Given the very best methods get around 90% (or up to 94% with convolutional neural networks) this is quite good!

%%time
preds = [ann_pred(i, k=5) for i in images_test]
np.mean(preds == labels_test)
CPU times: user 10.5 s, sys: 502 µs, total: 10.5 s
Wall time: 10.5 s





0.849

Of course we could have done this all in a few lines of sklearn. But by looking through understanding how it works and looking at the images we get a much better idea of why we get these results, and maybe ideas on how to improve it. (I expect the sklearn method below does better by standardizing the features before computing distances; that would be an interesting exercise.)

%%time
from sklearn.neighbors import KNeighborsClassifier
from sklearn.metrics import accuracy_score

knn = KNeighborsClassifier()
knn.fit(df.filter(like='pixel', axis=1), df['label'])

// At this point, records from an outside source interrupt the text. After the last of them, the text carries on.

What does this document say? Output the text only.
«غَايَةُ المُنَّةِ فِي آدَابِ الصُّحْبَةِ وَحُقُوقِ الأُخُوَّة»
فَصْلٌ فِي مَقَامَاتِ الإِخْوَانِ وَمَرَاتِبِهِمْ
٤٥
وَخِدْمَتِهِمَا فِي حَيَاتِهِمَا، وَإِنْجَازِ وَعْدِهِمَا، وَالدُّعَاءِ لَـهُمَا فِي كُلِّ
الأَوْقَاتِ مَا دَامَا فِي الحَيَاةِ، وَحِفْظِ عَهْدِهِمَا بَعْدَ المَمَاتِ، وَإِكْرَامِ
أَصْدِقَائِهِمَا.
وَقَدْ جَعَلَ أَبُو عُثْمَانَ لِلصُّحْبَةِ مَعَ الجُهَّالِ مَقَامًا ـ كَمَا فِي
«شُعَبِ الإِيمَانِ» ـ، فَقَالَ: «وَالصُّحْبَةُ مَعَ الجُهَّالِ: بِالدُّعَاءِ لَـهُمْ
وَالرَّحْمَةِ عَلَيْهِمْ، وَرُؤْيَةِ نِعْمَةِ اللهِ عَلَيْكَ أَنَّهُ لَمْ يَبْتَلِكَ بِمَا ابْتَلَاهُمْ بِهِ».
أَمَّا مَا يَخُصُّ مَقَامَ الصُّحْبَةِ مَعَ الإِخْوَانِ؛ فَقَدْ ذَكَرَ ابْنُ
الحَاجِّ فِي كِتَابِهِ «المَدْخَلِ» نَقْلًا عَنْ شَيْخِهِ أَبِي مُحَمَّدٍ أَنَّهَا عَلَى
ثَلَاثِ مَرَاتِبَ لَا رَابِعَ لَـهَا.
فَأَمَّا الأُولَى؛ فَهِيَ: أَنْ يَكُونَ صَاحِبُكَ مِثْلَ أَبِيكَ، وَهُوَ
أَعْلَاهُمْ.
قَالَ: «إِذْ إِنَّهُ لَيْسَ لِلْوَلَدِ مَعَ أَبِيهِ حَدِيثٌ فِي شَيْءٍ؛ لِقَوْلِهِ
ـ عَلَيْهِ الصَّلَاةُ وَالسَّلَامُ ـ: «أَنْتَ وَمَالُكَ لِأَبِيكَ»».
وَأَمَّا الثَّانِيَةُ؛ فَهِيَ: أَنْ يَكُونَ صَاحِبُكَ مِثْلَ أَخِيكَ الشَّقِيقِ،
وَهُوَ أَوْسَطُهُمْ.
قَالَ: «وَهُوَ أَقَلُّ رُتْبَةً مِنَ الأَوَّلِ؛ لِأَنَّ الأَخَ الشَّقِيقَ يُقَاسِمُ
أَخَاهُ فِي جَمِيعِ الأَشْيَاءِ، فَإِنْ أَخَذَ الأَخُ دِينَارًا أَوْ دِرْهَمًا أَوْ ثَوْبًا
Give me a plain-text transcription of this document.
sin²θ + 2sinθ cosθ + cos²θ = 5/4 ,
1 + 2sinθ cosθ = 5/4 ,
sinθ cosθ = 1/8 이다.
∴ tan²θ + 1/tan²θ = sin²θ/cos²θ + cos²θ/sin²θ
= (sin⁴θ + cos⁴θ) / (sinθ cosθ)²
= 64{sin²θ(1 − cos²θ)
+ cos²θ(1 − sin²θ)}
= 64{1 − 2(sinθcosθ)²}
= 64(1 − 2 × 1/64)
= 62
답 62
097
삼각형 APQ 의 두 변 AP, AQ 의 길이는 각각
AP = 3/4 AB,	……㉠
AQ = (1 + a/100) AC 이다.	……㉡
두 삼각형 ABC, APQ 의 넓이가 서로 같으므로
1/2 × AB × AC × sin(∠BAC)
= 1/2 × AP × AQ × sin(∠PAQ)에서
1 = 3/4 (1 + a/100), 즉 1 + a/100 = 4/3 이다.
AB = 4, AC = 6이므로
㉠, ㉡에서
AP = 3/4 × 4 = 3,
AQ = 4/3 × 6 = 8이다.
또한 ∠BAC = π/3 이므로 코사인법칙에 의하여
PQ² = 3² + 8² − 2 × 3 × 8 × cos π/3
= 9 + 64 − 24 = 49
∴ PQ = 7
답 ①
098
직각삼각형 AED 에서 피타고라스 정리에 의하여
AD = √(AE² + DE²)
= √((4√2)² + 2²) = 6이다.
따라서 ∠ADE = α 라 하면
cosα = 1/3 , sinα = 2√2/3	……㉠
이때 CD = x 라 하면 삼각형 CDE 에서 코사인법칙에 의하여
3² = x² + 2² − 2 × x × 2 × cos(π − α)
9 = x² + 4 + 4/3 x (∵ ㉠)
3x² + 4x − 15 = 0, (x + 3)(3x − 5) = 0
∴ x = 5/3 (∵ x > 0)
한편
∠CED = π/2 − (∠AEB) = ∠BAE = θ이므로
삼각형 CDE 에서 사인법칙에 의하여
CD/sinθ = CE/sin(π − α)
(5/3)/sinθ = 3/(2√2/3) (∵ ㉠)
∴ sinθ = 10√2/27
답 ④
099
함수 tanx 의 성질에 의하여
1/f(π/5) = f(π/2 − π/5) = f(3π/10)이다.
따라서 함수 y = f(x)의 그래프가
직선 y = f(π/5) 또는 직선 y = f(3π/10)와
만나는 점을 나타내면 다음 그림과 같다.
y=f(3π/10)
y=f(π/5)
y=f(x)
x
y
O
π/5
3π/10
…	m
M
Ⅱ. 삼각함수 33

preds = knn.predict(df_test.filter(like='pixel', axis=1))
accuracy_score(df_test['label'], preds)
CPU times: user 1min 9s, sys: 8.63 s, total: 1min 18s
Wall time: 30.9 s





0.8589

Prototype methods are remarkably simple, quick to train and flexible. Because the images here are so simple we get good results on the pixels directly. For more complex datatypes we could use derived features; in particular the activations from a pretrained neural network such as Resnet, BERT, or CLIP can work well.

For more on prototype methods read Chapter 13 of The Elements of Statistical Learning.